The time you spend in college provides you with myriad opportunities. Not only are you expanding your base of knowledge and preparing for your future career by earning a degree, but you also get to try all kinds of new things, make new friends and future business connections, and learn how to take care of yourself. However, eco-minded students also have a rare opportunity to implement major changes in their small corner of the world. Most college campuses encourage free thinking and innovation, so you may have the opportunity to influence your fellow students and even the campus at large when you tackle eco-friendly initiatives. Of course, you’ll have to put some thought and planning into anything you want to work on a campus-wide scale. But whether you’re simply doing your part for the planet or you’re pushing students and faculty to join the cause, you can take strides towards a greener tomorrow during your time in college. Here are just a few steps that could have an impact, large or small.
- Start a recycling program. If your campus doesn’t already have a recycling program in place, there’s no reason you can’t attempt to get one going. You could start by making your own trips to the local recycling center, collecting cans and bottles from the students in your dorm. From there you might start a club and recruit members from every dorm on campus to do the same. And finally, you could look into what it would take to post recycling bins around campus and get the local facility to do a regular pickup at your location. You might even want to find out if the school could earn some money in the process, a prospect that might make the administration more likely to get on board.

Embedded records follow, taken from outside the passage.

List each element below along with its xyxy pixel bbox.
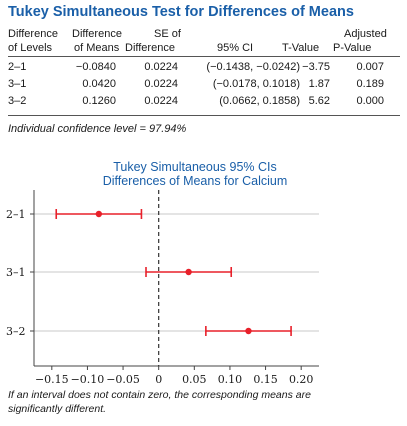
chart-subtitle: Differences of Means for Calcium (102, 174, 288, 188)
tukey-table: Difference of Levels Difference of Means… (8, 26, 400, 116)
header-t: T-Value (282, 42, 320, 54)
cell-se: 0.0224 (144, 61, 178, 73)
cell-se: 0.0224 (144, 78, 178, 90)
x-tick-label: 0 (155, 373, 162, 386)
x-tick-label: 0.20 (289, 373, 314, 386)
cell-diff: 0.1260 (82, 95, 116, 107)
cell-ci: (−0.1438, −0.0242) (206, 61, 300, 73)
x-tick-label: −0.10 (71, 373, 105, 386)
header-se-line2: Difference (125, 42, 175, 54)
ci-estimate-point (95, 210, 103, 218)
header-ci: 95% CI (217, 42, 254, 54)
cell-diff: 0.0420 (82, 78, 116, 90)
table-body: 2–1 −0.0840 0.0224 (−0.1438, −0.0242) −3… (8, 57, 400, 116)
header-p-line1: Adjusted (344, 28, 387, 40)
x-tick-label: −0.05 (106, 373, 140, 386)
cell-p: 0.189 (356, 78, 384, 90)
cell-se: 0.0224 (144, 95, 178, 107)
x-tick-label: 0.05 (182, 373, 207, 386)
cell-ci: (0.0662, 0.1858) (219, 95, 300, 107)
header-diff-line1: Difference (72, 28, 122, 40)
x-tick-label: 0.15 (253, 373, 278, 386)
x-tick-label: −0.15 (35, 373, 69, 386)
header-levels-line2: of Levels (8, 42, 53, 54)
header-diff-line2: of Means (74, 42, 120, 54)
cell-t: 5.62 (308, 95, 330, 107)
cell-p: 0.000 (356, 95, 384, 107)
cell-p: 0.007 (356, 61, 384, 73)
y-category-label: 3–1 (6, 266, 26, 279)
cell-t: −3.75 (302, 61, 330, 73)
header-se-line1: SE of (154, 28, 181, 40)
cell-t: 1.87 (308, 78, 330, 90)
cell-level: 3–2 (8, 95, 27, 107)
cell-level: 3–1 (8, 78, 27, 90)
table-row: 3–2 0.1260 0.0224 (0.0662, 0.1858) 5.62 … (8, 95, 400, 112)
table-header: Difference of Levels Difference of Means… (8, 26, 400, 57)
header-p-line2: P-Value (333, 42, 372, 54)
cell-level: 2–1 (8, 61, 27, 73)
header-levels-line1: Difference (8, 28, 58, 40)
ci-estimate-point (245, 327, 252, 335)
chart-title: Tukey Simultaneous 95% CIs (113, 160, 277, 174)
table-title: Tukey Simultaneous Test for Differences … (8, 4, 354, 20)
x-tick-label: 0.10 (218, 373, 243, 386)
y-category-label: 3–2 (6, 325, 26, 338)
table-row: 3–1 0.0420 0.0224 (−0.0178, 0.1018) 1.87… (8, 78, 400, 95)
cell-diff: −0.0840 (75, 61, 116, 73)
footnote: If an interval does not contain zero, th… (8, 389, 311, 415)
cell-ci: (−0.0178, 0.1018) (212, 78, 300, 90)
y-category-label: 2–1 (6, 208, 26, 221)
ci-estimate-point (185, 268, 192, 276)
table-row: 2–1 −0.0840 0.0224 (−0.1438, −0.0242) −3… (8, 61, 400, 78)
confidence-note: Individual confidence level = 97.94% (8, 123, 187, 135)
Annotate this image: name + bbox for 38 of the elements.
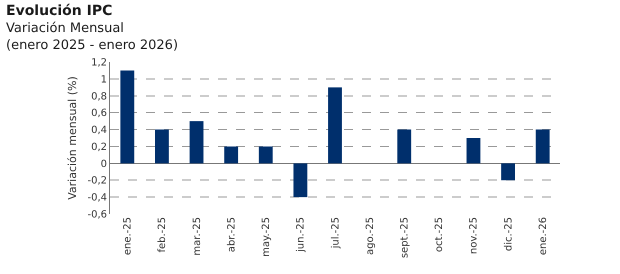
- y-tick-label: 1: [100, 74, 107, 86]
- y-tick-label: 0,4: [91, 125, 107, 136]
- x-tick-label: feb.-25: [157, 217, 168, 253]
- bar: [190, 121, 204, 164]
- y-tick-label: -0,6: [87, 210, 107, 220]
- x-tick-label: jul.-25: [330, 217, 342, 250]
- y-tick-label: 0: [100, 158, 107, 170]
- x-tick-label: abr.-25: [226, 217, 238, 252]
- bar: [466, 138, 480, 164]
- y-tick-label: -0,2: [87, 176, 107, 187]
- y-tick-label: 1,2: [91, 58, 107, 68]
- x-tick-label: ago.-25: [364, 217, 376, 255]
- y-axis-title: Variación mensual (%): [66, 76, 80, 200]
- bar: [328, 87, 342, 164]
- x-tick-label: jun.-25: [296, 217, 307, 253]
- bar: [397, 130, 412, 164]
- bar: [536, 130, 550, 164]
- bar: [501, 163, 515, 180]
- y-tick-label: -0,4: [87, 192, 107, 204]
- text: (enero 2025 - enero 2026): [6, 38, 178, 53]
- chart-subtitle: Variación Mensual: [6, 21, 124, 36]
- x-tick-label: may.-25: [261, 217, 272, 257]
- x-tick-label: ene.-25: [122, 217, 134, 256]
- bar: [293, 163, 308, 198]
- bar: [155, 130, 169, 164]
- x-tick-label: dic.-25: [503, 217, 514, 252]
- bar: [258, 146, 273, 164]
- x-tick-label: nov.-25: [468, 217, 480, 254]
- y-tick-label: 0,6: [91, 108, 107, 120]
- x-tick-label: mar.-25: [192, 217, 203, 256]
- bar: [120, 70, 134, 164]
- bar: [224, 146, 238, 164]
- x-tick-label: ene.-26: [538, 217, 549, 256]
- x-tick-label: oct.-25: [434, 217, 446, 252]
- y-tick-label: 0,2: [91, 142, 107, 153]
- x-tick-label: sept.-25: [399, 217, 410, 258]
- chart-title: Evolución IPC: [6, 3, 112, 19]
- y-tick-label: 0,8: [91, 91, 107, 102]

- Go paperless. For your own benefit, it’s not a bad idea to go paperless as much as possible. A tablet or laptop can help you here, especially with good note-taking software installed or downloaded. With such a device you can also carry a library full of books with you everywhere (without straining your back), including a fair number of textbooks. And talk to your teachers about the possibility of turning in papers electronically. Some might even be willing to switch to digital delivery of tests to cut down on the paper used in class.
- Hiking, biking, and public transit. Carbon emissions are a major source of air pollution and global warming, amongst other things. So anything you can do to avoid spewing exhaust into the atmosphere will only help the planet, not to mention your lungs. Walking and biking are easy enough to accomplish on campus, but what if you have an off-campus job or you like to explore the city? In this case mass transit can provide a solution, and your campus may even offer discount bus or rail passes for students to make the prospect more affordable. Of course, if you have the money, an electric car is also a good option, especially if your campus provides charging stations in parking garages.

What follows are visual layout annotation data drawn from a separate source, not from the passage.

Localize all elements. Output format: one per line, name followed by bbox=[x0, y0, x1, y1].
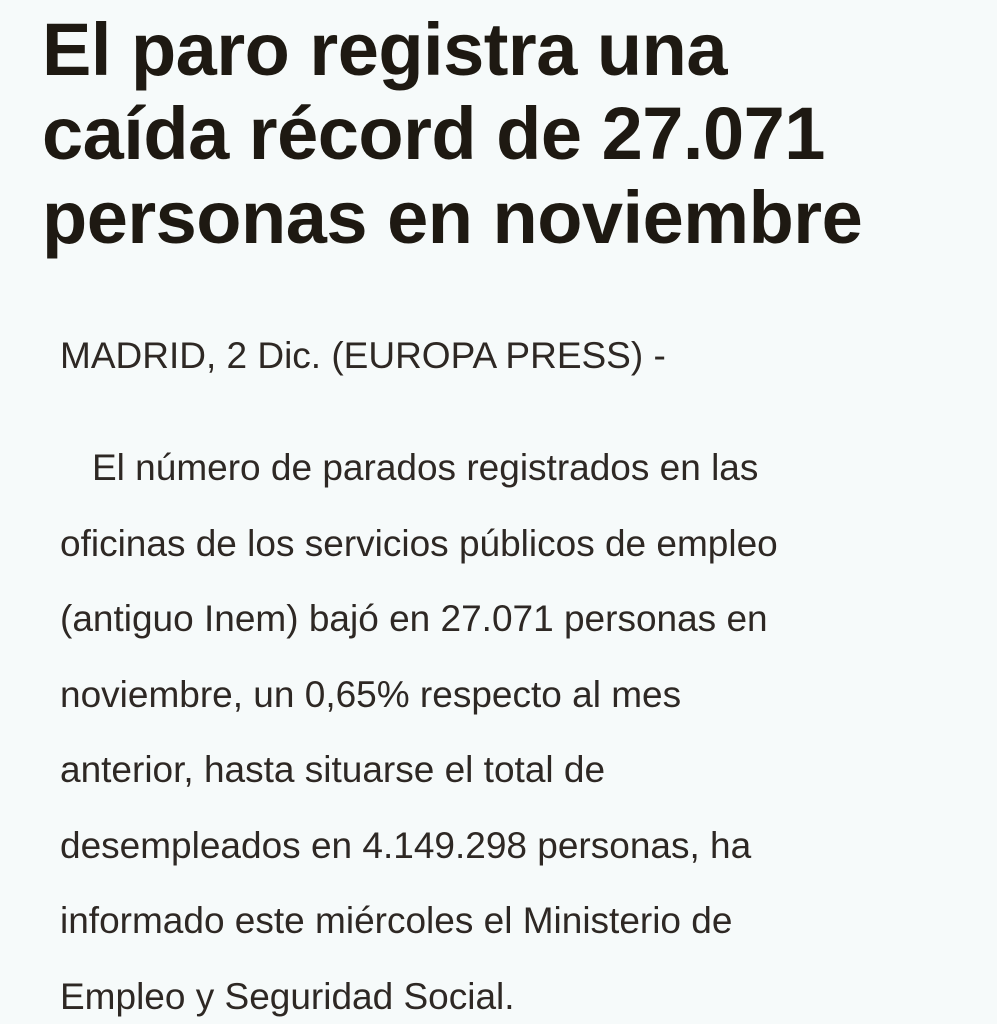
body-line: anterior, hasta situarse el total de bbox=[60, 749, 606, 790]
headline-line: personas en noviembre bbox=[42, 176, 863, 259]
body-line: oficinas de los servicios públicos de em… bbox=[60, 522, 778, 564]
body-line: Empleo y Seguridad Social. bbox=[60, 975, 515, 1017]
body-line: desempleados en 4.149.298 personas, ha bbox=[60, 824, 752, 866]
headline-line: El paro registra una bbox=[42, 8, 727, 91]
headline-line: caída récord de 27.071 bbox=[42, 92, 825, 175]
body-line: noviembre, un 0,65% respecto al mes bbox=[60, 673, 682, 715]
body-line: (antiguo Inem) bajó en 27.071 personas e… bbox=[60, 598, 768, 639]
body-line: informado este miércoles el Ministerio d… bbox=[60, 900, 733, 941]
dateline: MADRID, 2 Dic. (EUROPA PRESS) - bbox=[60, 335, 666, 376]
body-line: El número de parados registrados en las bbox=[92, 447, 759, 488]
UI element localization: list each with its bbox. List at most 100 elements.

- Petition for organic foods. While most college campuses try to provide a variety of food options in the cafeteria, including vegetarian fare and fresh produce, you won’t find too many offering green options like locally-sourced or organic items. So you might want to petition for the inclusion of such foods. It will help if you take the time to look into options available in your area and even find out about pricing and delivery so you can provide the administration with a comprehensive plan for implementing such practices.
- Build solar panels. Your school is likely amenable to the prospect of solar power, but the cost of installing a solar array may cause the administration to balk. In this case you could look into starting a group project whereby you solicit the aide of local businesses to donate time, money, products, or expertise to bringing solar panels to your campus. With a fair amount of student labor to help set them up, you might be able to provide your campus, or at least a couple of buildings with free, clean, solar energy. Whether you enlist the aid of engineering students or you bring in a friend who’s going for an online accounting masters degree to help you crunch numbers, a little planning and a lot of enthusiasm can make your dreams of clean energy on campus a reality.